Cependant, depuis que Viktor Ianoukovitch, l’ancien président de l’Ukraine, a quitté ses fonctions fin 2013 sous la pression de l’opinion publique, les autorités russes ont toujours montré leur mépris envers les dirigeants ukrainiens. Vladimir Poutine considère l’ancien et l’actuel président ukrainiens comme les marionnettes des Américains. Ainsi, la Russie considère le gouvernement ukrainien comme illégitime.
La Russie ne peut pas pleinement fonctionner comme une puissance continentale sans l’Ukraine
Au-delà de cette perspective historique idéologiquement faussée, la puissance russe poursuit fondamentalement l’Ukraine pour des raisons structurelles.
L’Ukraine est une composante essentielle de l’histoire de la puissance russe en raison de sa taille (40 millions d’habitants et un territoire deux fois la France), sa localisation (entre la Russie et l’Europe, entre la mer Noire et l’espace caucasien) et son histoire (elle fut incorporée à l’Empire russe au XVIIIe siècle avant de faire partie de l’URSS par la constitution de 1922). En outre, l’Ukraine possède des ressources que la Russie exploite depuis longtemps, notamment des mines, des côtes et des terres à blé.
En bref, la Russie attaque maintenant l’Ukraine pour empêcher cette région vitale de se séparer davantage de la Fédération de Russie. Étant donné que l’Ukraine est la plaque tournante de l’influence russe en Europe et qu’elle est en contact avec la Hongrie, la Roumanie et la Pologne, attaquer l’Ukraine doit être une priorité absolue pour la présidence russe. En s’accrochant à l’Ukraine, la Russie a restauré le « glacis défensif » qui, selon les stratèges soviétiques, la protégerait de l’influence occidentale.
Pourquoi maintenant ?
Le calendrier respecte les objectifs à long et à court terme. Du point de vue de Moscou, les événements récents étaient favorables à une attaque aujourd’hui. L’administration Biden est affaiblie par le retrait d’Afghanistan, la pandémie, les conflits internes et la méfiance envers les alliés européens ; l’administration Macron approche de la fin de son premier mandat et la nouvelle équipe gouvernementale allemande est en cours d’installation ; l’administration ukrainienne est épuisée après trois ans de mandat ; les prix élevés du gaz et du pétrole depuis un an ont permis à la Russie de reconstituer ses réserves de change ; et l’opinion publique est préoccupée par la pandémie et ses effets.

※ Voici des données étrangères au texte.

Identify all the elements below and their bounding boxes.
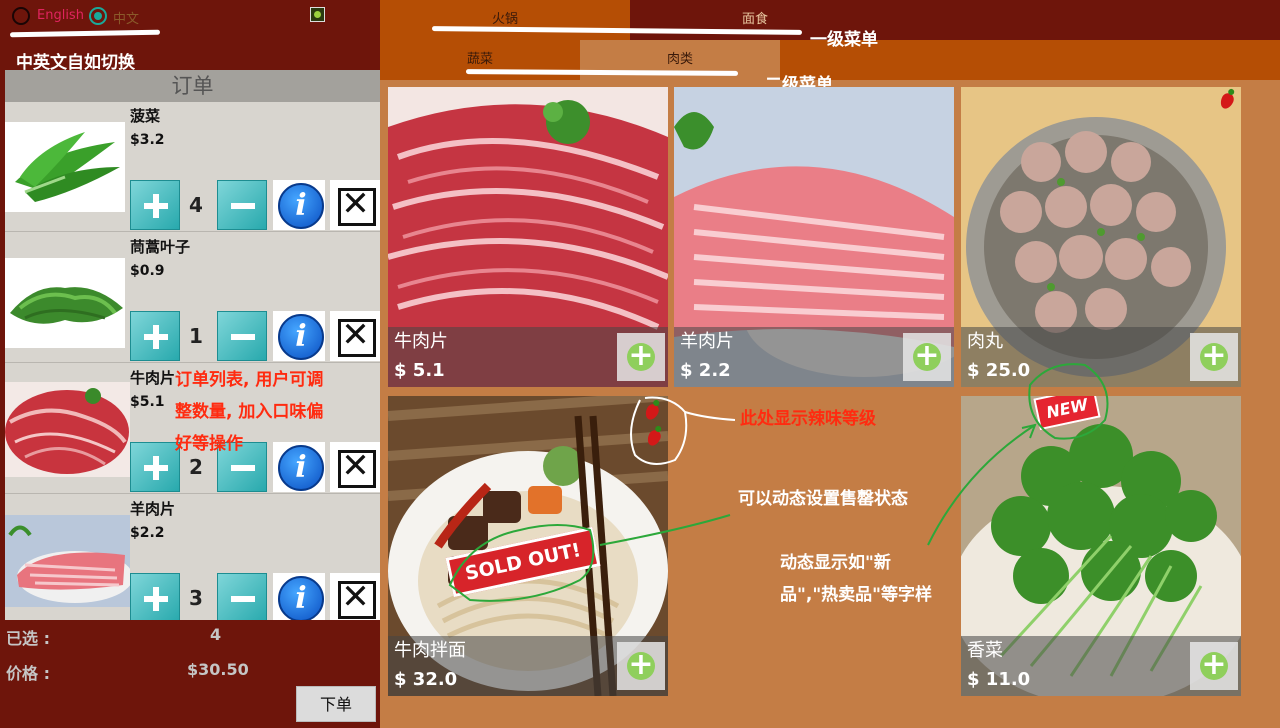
annotation-strokes [448,363,1109,602]
spice-level-note: 此处显示辣味等级 [740,409,876,429]
new-tag-note-line: 品","热卖品"等字样 [780,585,933,605]
new-tag-note-line: 动态显示如"新 [780,553,891,573]
new-tag-note: 动态显示如"新 品","热卖品"等字样 [780,547,960,611]
sold-out-note: 可以动态设置售罄状态 [738,489,908,509]
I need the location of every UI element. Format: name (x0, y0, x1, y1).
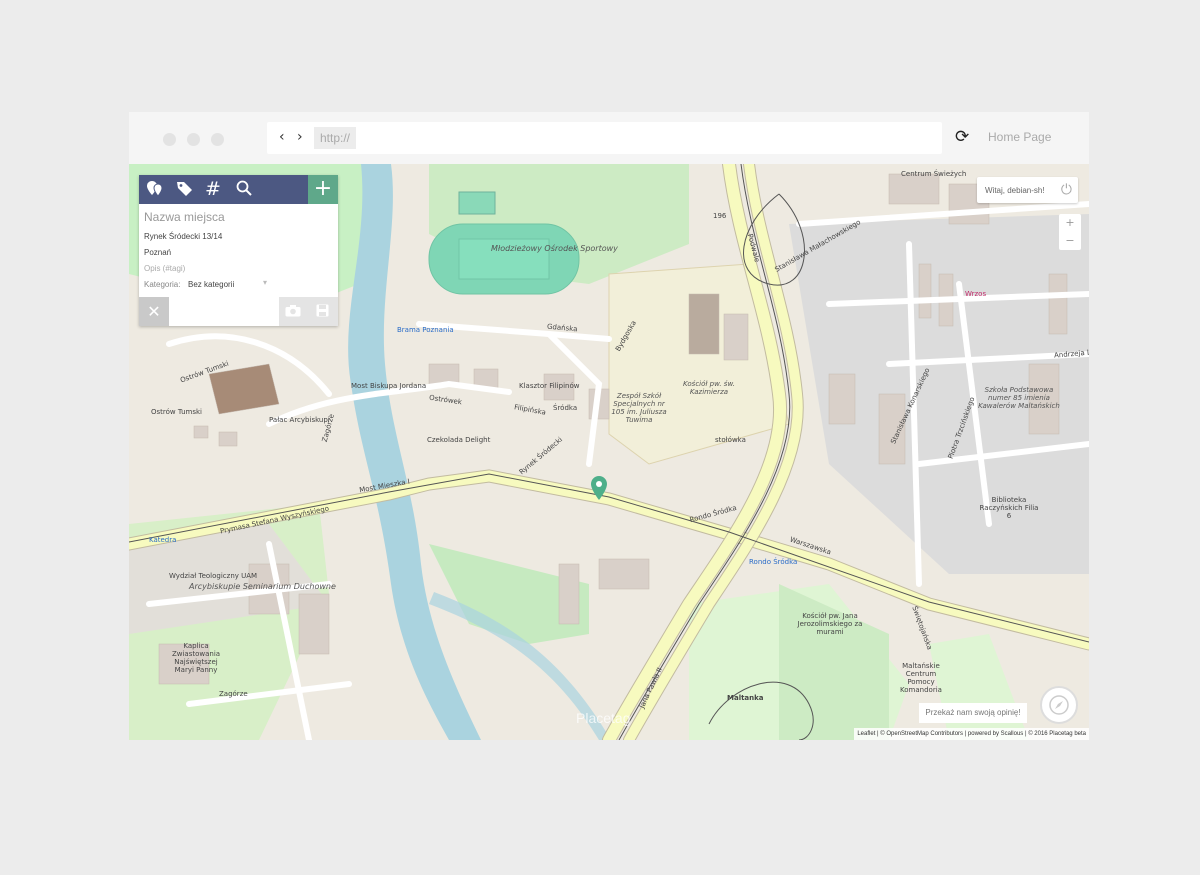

De plus, depuis décembre, la Russie met les nations occidentales à l’épreuve avec des exercices militaires et a découvert qu’aucun pays n’est désireux de prendre le risque d’entrer en conflit direct avec les forces russes. La Russie avait une véritable fenêtre d’opportunité pour intervenir en Ukraine au tournant de l’année.
Les tendances plus longues sont également obéies par le tempo. D’un côté, les États-Unis semblaient s’être désintéressés de l’Europe au profit de la gigantomachie du XXIe siècle : sa rivalité avec la Chine. Une certaine méfiance a également été suscitée en Europe par le début de l’alliance avec l’Australie (Aukus) au détriment des intérêts français. Dès lors, après l’élection de Trump, l’OTAN s’est retrouvée dans une nouvelle crise de confiance.